Localized outage: There are practical limitations to how far apart the active, standby, and file system servers can be, as they need to interact at millisecond speeds to deliver acceptable performance.; Clustered queue managers require interaction speeds of the order of many seconds, and can be geographically dispersed anywhere in the world.
Operational error: By using two different mechanisms to increase availability you reduce the chances that an operational error, such as a human error, compromises your availability efforts.

Queue sharing groups increase message processing availability

Queue sharing groups, provided only on z/OS®, allow a group of queue managers to share servicing a queue. If one queue manager fails, the other queue managers continue to process all the messages on the queue. Multi-instance queue managers are not supported on z/OS and complement queue sharing groups only as part of a wider messaging architecture.

IBM MQ Clients increase application availability

IBM MQ MQI client programs can connect to different queue managers in a queue manager group based on queue manager availability, connection weightings, and affinities. By running an application on a different machine from the one on which the queue manager is running, you can to improve the overall availability of a solution as long as there is a way to reconnect the application if the queue manager instance it is connected to fails.

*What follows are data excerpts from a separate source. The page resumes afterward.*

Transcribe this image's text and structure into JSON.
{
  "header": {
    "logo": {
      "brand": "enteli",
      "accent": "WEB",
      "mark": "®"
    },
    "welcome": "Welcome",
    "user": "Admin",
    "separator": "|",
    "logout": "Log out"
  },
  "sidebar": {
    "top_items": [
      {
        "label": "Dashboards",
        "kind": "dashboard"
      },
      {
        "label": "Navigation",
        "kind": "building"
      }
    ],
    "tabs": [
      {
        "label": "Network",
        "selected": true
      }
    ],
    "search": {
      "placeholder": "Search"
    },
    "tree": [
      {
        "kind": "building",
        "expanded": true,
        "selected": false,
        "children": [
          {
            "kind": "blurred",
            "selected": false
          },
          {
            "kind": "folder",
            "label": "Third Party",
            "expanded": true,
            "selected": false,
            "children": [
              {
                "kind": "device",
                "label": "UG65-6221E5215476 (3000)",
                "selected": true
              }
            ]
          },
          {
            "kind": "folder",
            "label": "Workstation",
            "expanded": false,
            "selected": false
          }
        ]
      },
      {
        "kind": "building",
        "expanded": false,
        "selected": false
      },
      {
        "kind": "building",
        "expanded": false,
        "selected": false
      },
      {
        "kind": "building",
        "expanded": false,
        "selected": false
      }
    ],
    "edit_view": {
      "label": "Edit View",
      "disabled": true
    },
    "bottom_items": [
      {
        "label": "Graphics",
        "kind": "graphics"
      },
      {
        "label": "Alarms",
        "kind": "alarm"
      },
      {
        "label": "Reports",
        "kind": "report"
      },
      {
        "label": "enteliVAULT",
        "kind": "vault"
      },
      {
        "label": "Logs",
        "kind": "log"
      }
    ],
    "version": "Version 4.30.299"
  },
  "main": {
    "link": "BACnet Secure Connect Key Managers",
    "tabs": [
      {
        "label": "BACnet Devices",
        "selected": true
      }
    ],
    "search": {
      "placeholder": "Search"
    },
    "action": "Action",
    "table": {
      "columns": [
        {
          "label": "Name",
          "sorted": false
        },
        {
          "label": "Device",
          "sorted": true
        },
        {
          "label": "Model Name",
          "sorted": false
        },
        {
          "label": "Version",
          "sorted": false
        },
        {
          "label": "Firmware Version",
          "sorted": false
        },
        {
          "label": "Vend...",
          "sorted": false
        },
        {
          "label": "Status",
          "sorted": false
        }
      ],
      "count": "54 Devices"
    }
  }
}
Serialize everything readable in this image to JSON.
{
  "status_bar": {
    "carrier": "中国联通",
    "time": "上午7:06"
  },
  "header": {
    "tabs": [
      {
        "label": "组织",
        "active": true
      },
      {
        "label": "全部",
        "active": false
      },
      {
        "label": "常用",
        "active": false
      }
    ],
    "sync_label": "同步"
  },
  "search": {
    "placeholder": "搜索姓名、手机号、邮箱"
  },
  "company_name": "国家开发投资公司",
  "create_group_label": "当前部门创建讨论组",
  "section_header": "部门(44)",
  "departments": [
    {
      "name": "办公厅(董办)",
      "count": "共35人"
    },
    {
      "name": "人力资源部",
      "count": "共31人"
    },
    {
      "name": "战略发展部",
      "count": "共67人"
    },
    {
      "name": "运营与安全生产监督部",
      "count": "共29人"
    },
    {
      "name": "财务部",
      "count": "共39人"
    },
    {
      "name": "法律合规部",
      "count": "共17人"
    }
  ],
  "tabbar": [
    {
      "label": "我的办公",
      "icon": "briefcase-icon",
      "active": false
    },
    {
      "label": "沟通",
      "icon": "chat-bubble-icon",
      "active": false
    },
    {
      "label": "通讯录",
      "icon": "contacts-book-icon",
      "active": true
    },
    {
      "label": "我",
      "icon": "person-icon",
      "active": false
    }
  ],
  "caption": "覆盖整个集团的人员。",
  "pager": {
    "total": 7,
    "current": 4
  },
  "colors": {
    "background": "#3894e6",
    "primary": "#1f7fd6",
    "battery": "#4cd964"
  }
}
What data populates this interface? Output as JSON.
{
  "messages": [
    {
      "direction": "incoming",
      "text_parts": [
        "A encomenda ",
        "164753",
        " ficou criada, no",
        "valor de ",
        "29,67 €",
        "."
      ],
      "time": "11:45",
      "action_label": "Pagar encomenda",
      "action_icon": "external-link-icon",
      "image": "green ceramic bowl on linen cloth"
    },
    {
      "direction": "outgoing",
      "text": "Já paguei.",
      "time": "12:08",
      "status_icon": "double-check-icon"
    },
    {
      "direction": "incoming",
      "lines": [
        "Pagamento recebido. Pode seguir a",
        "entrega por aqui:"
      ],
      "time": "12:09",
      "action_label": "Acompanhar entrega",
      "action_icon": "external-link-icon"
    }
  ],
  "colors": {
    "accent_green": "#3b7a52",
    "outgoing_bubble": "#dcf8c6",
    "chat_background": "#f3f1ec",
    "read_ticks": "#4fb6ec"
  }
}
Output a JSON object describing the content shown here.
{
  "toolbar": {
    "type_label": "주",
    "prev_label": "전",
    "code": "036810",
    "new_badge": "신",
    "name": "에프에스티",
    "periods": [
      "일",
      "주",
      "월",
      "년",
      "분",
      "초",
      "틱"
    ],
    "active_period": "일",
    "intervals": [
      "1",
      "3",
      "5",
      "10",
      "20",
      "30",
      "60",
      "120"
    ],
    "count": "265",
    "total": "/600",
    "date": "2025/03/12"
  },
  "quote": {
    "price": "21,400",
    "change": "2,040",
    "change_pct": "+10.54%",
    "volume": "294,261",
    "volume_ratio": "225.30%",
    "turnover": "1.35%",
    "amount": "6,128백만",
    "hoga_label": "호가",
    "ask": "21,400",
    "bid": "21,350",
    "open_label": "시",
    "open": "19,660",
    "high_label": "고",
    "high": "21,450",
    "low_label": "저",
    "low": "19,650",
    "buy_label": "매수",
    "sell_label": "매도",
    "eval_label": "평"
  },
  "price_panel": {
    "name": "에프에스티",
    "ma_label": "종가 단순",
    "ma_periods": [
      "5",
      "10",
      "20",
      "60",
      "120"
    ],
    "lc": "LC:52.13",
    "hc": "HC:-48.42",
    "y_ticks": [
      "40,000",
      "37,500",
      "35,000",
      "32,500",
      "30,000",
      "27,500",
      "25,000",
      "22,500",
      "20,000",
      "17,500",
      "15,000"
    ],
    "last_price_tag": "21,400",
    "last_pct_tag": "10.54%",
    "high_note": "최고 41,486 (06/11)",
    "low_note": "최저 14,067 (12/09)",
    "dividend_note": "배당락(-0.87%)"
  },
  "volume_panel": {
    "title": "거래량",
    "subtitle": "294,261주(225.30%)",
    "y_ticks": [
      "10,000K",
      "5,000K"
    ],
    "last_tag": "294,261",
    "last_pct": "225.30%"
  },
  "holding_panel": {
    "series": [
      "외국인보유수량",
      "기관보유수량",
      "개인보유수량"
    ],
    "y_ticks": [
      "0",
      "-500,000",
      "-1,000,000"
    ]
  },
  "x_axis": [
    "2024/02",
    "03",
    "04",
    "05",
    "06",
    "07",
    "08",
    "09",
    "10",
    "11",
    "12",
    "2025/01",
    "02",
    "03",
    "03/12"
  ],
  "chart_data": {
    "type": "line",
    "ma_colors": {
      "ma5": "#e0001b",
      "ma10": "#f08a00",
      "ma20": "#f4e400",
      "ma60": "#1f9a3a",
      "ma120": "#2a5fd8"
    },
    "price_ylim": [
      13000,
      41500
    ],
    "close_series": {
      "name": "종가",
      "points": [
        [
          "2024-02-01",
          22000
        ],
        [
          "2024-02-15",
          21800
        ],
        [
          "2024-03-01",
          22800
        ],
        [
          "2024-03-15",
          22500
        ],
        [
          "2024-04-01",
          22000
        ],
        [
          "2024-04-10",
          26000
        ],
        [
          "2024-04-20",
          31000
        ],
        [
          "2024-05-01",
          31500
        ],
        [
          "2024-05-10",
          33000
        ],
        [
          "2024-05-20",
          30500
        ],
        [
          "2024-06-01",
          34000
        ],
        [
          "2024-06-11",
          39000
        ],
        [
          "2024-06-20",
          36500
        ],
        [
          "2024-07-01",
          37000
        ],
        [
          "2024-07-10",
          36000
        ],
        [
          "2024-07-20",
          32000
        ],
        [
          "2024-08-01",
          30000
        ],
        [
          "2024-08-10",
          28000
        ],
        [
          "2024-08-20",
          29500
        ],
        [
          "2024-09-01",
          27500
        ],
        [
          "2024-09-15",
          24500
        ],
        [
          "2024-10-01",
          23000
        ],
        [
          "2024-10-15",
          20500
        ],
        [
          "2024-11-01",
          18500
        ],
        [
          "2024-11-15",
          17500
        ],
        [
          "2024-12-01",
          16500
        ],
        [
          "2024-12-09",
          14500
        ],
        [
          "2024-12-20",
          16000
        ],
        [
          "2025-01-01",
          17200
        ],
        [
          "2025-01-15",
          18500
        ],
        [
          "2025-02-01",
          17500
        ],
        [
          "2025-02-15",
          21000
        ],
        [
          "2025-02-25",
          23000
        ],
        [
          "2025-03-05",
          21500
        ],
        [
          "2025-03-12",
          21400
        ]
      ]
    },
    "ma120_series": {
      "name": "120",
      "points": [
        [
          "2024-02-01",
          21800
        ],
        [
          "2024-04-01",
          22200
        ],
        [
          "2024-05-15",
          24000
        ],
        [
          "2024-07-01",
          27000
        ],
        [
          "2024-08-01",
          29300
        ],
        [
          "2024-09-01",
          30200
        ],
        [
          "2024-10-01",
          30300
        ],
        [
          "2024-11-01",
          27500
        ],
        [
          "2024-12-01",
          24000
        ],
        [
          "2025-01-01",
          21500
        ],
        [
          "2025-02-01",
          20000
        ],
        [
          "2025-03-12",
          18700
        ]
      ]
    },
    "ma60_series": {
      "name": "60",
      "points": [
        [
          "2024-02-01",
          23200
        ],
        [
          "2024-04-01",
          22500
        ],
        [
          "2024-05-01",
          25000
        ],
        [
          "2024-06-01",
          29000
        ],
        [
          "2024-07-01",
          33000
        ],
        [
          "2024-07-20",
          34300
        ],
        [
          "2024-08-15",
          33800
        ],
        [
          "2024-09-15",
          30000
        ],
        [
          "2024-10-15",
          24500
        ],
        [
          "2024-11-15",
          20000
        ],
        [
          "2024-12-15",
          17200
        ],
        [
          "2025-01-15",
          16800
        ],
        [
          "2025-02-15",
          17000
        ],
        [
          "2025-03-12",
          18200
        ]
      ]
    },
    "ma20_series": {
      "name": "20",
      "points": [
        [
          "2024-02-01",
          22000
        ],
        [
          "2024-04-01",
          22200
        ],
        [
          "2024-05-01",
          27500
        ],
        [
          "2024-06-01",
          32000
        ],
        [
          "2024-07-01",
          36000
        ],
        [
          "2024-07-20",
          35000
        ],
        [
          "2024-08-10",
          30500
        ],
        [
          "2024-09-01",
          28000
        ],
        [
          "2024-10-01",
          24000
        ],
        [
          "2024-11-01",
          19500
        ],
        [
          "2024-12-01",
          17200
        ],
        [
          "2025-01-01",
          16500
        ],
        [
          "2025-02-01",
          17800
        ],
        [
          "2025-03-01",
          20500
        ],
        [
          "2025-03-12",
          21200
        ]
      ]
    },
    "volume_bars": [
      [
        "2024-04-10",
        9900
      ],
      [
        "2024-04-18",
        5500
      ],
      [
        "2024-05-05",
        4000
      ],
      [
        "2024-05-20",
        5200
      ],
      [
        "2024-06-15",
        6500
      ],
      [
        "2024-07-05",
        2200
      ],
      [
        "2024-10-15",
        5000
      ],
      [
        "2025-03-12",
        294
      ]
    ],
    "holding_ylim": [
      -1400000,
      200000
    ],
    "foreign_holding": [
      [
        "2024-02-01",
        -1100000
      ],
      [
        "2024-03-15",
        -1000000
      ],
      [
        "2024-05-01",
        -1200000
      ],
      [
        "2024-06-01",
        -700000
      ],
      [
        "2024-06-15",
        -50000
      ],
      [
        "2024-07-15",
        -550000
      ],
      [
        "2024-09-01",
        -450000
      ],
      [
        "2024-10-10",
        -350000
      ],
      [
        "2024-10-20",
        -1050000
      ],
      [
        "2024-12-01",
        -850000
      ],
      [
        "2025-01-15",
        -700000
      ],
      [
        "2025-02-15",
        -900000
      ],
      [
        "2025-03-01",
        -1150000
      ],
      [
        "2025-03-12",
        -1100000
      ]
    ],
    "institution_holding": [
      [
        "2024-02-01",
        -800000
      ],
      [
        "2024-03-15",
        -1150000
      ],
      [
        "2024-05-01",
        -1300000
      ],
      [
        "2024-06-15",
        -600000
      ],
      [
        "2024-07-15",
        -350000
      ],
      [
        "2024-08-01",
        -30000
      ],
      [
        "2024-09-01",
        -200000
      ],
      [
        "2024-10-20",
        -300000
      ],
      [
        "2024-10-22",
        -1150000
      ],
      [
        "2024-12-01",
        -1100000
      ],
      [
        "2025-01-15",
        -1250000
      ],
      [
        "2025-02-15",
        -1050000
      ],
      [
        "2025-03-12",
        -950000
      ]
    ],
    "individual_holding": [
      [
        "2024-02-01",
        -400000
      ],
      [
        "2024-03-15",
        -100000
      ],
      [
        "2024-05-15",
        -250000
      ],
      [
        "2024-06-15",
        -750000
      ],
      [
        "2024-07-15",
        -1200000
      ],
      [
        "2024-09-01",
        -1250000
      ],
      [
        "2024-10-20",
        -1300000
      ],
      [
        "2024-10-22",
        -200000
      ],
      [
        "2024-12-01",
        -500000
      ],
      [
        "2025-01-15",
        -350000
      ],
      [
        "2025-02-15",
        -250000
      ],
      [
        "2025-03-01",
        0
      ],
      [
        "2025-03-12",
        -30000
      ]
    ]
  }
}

Queue manager groups are used to increase client availability by uncoupling a client from a queue manager that is stopped, and load balancing client connections across a group of queue managers, rather like an IP sprayer. The client application must have no affinities with the failed queue manager, such as a dependency on a particular queue, or it cannot resume processing.

Automatic client reconnection and multi-instance queue managers increase client availability by resolving some affinity problems. Automatic client reconnect is not supported by IBM MQ classes for Java.

You can set the MQCNO option MQCNO_RECONNECT_Q_MGR, to force a client to reconnect to the same queue manager:

If the previously connected single instance queue manager is not running the connection is tried again until the queue manager is running again.
If the queue manager is configured as a multi-instance queue manager, then the client reconnects to whichever instance is active.

By automatically reconnecting to the same queue manager, much of the state information the queue manager was holding on behalf of the client, such as the queues it had open and the topic it was subscribed to, are restored. If the client had opened a dynamic reply-to queue to receive a reply to a request, the connection to the reply-to queue is restored too.